Há na história das cidades do nosso interior algo de épico e íntimo ao mesmo tempo — uma construção feita não de datas em livros, mas de vozes, de mãos, de exemplos. Canoinhas, com seus campos, pinheirais e silêncios carregados de memória, tem na figura de Maria de Lourdes Reisdoerfer Brehmer uma dessas presenças que excedem a noção comum de cidadania. A Professora Maria de Lourdes — assim chamada com ternura e reverência — é, para nós, confreira de letras, cidadã honorária por direito e por afeto, mas, sobretudo, é uma força vital de
nossa cultura. Hoje, ao receber a Comenda Ouro Verde, símbolo maior de mérito na vida cultural, artística e social de Canoinhas, celebramos mais que uma trajetória: celebramos uma obra de vida.
É difícil capturar em palavras tudo o que Maria de Lourdes representa. Ela é mulher de fé, de música, de escola, de comunidade. Veio da terra do Timbó, filha dos imigrantes que fizeram da música um modo de manterem suas tradições mesmo nas distâncias do mundo. Começou cedo, entre harmônios, violinos e coros escolares.
Ainda adolescente, já sentia no peito o chamado duplo — para o ensino e para o canto. Foi discípula das Irmãs Franciscanas, aprendeu o rigor e a beleza da arte musical como quem aprende a respirar. E nunca mais deixou de ensinar.
Professora por vocação e convicção, Maria de Lourdes moldou gerações inteiras com sua batuta firme e seu coração largo. Regeu coros, ergueu vozes, afinou destinos. Foi maestrina de crianças, jovens, senhoras e senhores, mas sobretudo é mestra de humanidade. O centenário Coral Santa Cecília, que hoje é patrimônio imaterial do município, tem nela uma pedra fundamental — ela que o serviu com dedicação incansável desde os anos 1980, mas cuja atuação data ainda da década anterior.
Seu trabalho com os corais escolares, litúrgicos, municipais e comunitários deixou marcas que ecoam como harmonias no tempo.
E não foi só nos palcos que sua presença brilhou.
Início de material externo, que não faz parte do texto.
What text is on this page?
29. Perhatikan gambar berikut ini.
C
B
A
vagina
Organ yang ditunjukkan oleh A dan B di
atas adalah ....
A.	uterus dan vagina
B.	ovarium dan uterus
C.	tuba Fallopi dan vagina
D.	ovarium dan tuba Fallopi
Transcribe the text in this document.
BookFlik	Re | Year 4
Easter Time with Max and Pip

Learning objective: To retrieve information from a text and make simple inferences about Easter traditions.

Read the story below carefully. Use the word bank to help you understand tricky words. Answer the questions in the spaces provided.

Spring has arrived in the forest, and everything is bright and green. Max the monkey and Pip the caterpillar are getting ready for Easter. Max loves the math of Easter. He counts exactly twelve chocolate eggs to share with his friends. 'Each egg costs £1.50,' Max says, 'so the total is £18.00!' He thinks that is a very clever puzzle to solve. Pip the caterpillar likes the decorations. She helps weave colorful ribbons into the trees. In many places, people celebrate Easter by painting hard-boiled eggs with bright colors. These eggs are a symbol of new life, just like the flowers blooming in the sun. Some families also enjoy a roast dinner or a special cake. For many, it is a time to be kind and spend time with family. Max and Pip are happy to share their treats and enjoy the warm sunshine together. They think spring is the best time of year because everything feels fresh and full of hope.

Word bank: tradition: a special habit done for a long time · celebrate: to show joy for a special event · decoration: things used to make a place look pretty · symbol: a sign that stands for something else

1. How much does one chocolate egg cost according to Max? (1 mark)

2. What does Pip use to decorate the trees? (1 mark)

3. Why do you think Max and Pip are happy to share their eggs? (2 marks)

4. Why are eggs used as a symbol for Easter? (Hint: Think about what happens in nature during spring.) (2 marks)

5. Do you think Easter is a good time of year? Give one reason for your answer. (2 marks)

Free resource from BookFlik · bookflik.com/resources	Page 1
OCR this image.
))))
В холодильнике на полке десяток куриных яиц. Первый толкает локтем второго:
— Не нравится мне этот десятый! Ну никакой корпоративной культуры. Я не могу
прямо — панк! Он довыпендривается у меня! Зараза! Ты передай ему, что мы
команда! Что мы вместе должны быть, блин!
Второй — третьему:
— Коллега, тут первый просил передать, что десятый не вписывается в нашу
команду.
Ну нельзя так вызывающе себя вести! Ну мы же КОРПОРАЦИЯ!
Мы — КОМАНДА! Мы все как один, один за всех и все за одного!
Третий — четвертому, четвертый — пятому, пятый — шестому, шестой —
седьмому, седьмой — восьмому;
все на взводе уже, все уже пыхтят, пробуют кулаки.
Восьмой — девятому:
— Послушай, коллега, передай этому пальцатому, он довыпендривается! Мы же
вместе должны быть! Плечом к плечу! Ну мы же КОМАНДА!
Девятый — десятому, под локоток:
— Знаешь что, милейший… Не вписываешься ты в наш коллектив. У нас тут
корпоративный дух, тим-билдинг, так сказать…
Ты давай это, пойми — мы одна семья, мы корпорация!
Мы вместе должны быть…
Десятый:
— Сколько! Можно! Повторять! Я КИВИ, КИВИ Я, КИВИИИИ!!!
Como gestora educacional, dirigiu escolas, coordenou regiões, implantou programas pioneiros como o “Educação no Campo Rural” e o “Leia Canoinhas”. Criou o “Coral Anjos da Paz”, que reuniu centenas de crianças da rede pública, e trouxe para a cidade cursos de violino, violoncelo, flauta
doce e canto coral — sementes de um futuro musical mais justo e amplo.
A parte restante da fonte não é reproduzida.